Воспрянув духом, Аня взялась за дело. С этого часа, считала она, Олден и Стелла все равно что женаты. Нельзя было терять времени. Олден, который жил в Харбор-Хеде и посещал англиканскую церковь на другой стороне гавани, еще даже не был знаком со Стеллой Чейз — возможно, даже никогда не видел ее. В последние несколько месяцев он не волочился ни за какой девушкой, но мог начать в любой момент. У миссис Свифт в Верхнем Глене гостила очень красивая племянница, а Олден всегда обращал внимание на новых девушек. Значит, первое, что требовалось сделать, это познакомить Олдена и Стеллу. Как же это сделать? Нужно было постараться, чтобы все произошло под внешне самым невинным предлогом. Аня долго ломала голову, но не смогла придумать ничего более оригинального, чем устроить вечеринку и пригласить на нее обоих. Ей не совсем нравилась эта идея. Стояла слишком жаркая погода, и молодежь в Четырех Ветрах была такая шумная. Аня знала, что Сюзан никогда не согласится устроить вечеринку в Инглсайде без предварительной тщательной уборки всего дома от чердака до подвала, а Сюзан с трудом переносила жару в это лето. Но благое дело требует жертв. Джен Прингль, бакалавр гуманитарных наук, написала, что хотела бы в ближайшее время нанести давно обещанный визит в Инглсайд, и это будет самый подходящий повод для вечеринки. Удача, казалось, сопутствовала Ане. Джен приехала, приглашения были разосланы. Сюзан подвергла придирчивому осмотру весь Инглсайд… Вдвоем с Аней в самую жару они не выходили из кухни, готовя угощение.
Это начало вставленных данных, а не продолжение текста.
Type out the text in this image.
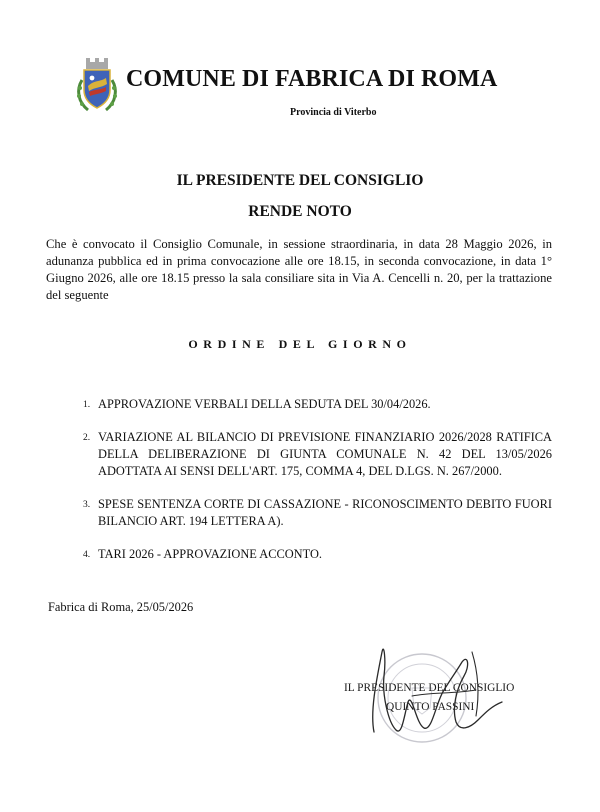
COMUNE DI FABRICA DI ROMA
Provincia di Viterbo
IL PRESIDENTE DEL CONSIGLIO
RENDE NOTO
Che è convocato il Consiglio Comunale, in sessione straordinaria, in data 28 Maggio 2026, in adunanza pubblica ed in prima convocazione alle ore 18.15, in seconda convocazione, in data 1° Giugno 2026, alle ore 18.15 presso la sala consiliare sita in Via A. Cencelli n. 20, per la trattazione del seguente
ORDINE DEL GIORNO
1. APPROVAZIONE VERBALI DELLA SEDUTA DEL 30/04/2026.
2. VARIAZIONE AL BILANCIO DI PREVISIONE FINANZIARIO 2026/2028 RATIFICA DELLA DELIBERAZIONE DI GIUNTA COMUNALE N. 42 DEL 13/05/2026 ADOTTATA AI SENSI DELL'ART. 175, COMMA 4, DEL D.LGS. N. 267/2000.
3. SPESE SENTENZA CORTE DI CASSAZIONE - RICONOSCIMENTO DEBITO FUORI BILANCIO ART. 194 LETTERA A).
4. TARI 2026 - APPROVAZIONE ACCONTO.
Fabrica di Roma, 25/05/2026
IL PRESIDENTE DEL CONSIGLIO
QUINTO PASSINI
Вечером последнего дня накануне приема гостей Аня чувствовала себя ужасно усталой.

Жара изматывала. Джем лежал в постели с приступом того, что, как втайне опасалась Аня, было аппендицитом, хотя Гилберт беспечно определил болезнь как «всего лишь зеленые яблоки». Заморыш оказался ошпарен почти до смерти, когда Джен, вызвавшись помочь Сюзан в кухне, опрокинула прямо на него стоявшую на плите кастрюлю с кипятком. Болела каждая косточка Аниного тела, болела голова, болели ноги, болели глаза. Джен в небольшой компании молодежи отправилась посмотреть маяк, посоветовав Ане немедля идти в постель, но вместо того, чтобы лечь спать, Аня, хотя во дворе было сыро после вечерней грозы, села на крыльцо и поговорила с Олденом Черчилем. Он пришел, чтобы забрать лекарство для страдающей бронхитом матери, но не захотел зайти в дом. Аня подумала, что это ниспосланный небом удобный случай, так как ей очень хотелось поговорить с ним. Они были довольно хорошо знакомы, так как Олден часто заходил в Инглсайд за лекарствами.

Он сидел на ступеньке, прислонив слегка откинутую назад голову к столбику крыльца. Глядя на него, Аня подумала, что он очень красивый молодой человек — высокий, широкоплечий, с мраморно-белым лицом, никогда не покрывавшимся загаром, с ярко-голубыми глазами и жесткими, черными как смоль волосами, подстриженными ежиком. У него был всегда веселый голос и приятная почтительная манера держаться, которая нравилась женщинам всех возрастов.

Он провел три года в учительской семинарии в Шарлоттауне и надеялся поступить в Редмондский университет, но мать не дала согласия, сославшись на указания Библии, и Олден, не слишком огорченный, занялся фермерством. Ему нравилось это занятие, говорил он Ане, оно давало свободу, независимость, возможность работать на свежем воздухе. Он унаследовал талант матери наживать деньги и обаяние отца. Неудивительно, что его считали чем-то вроде желанного выигрыша в брачной лотерее.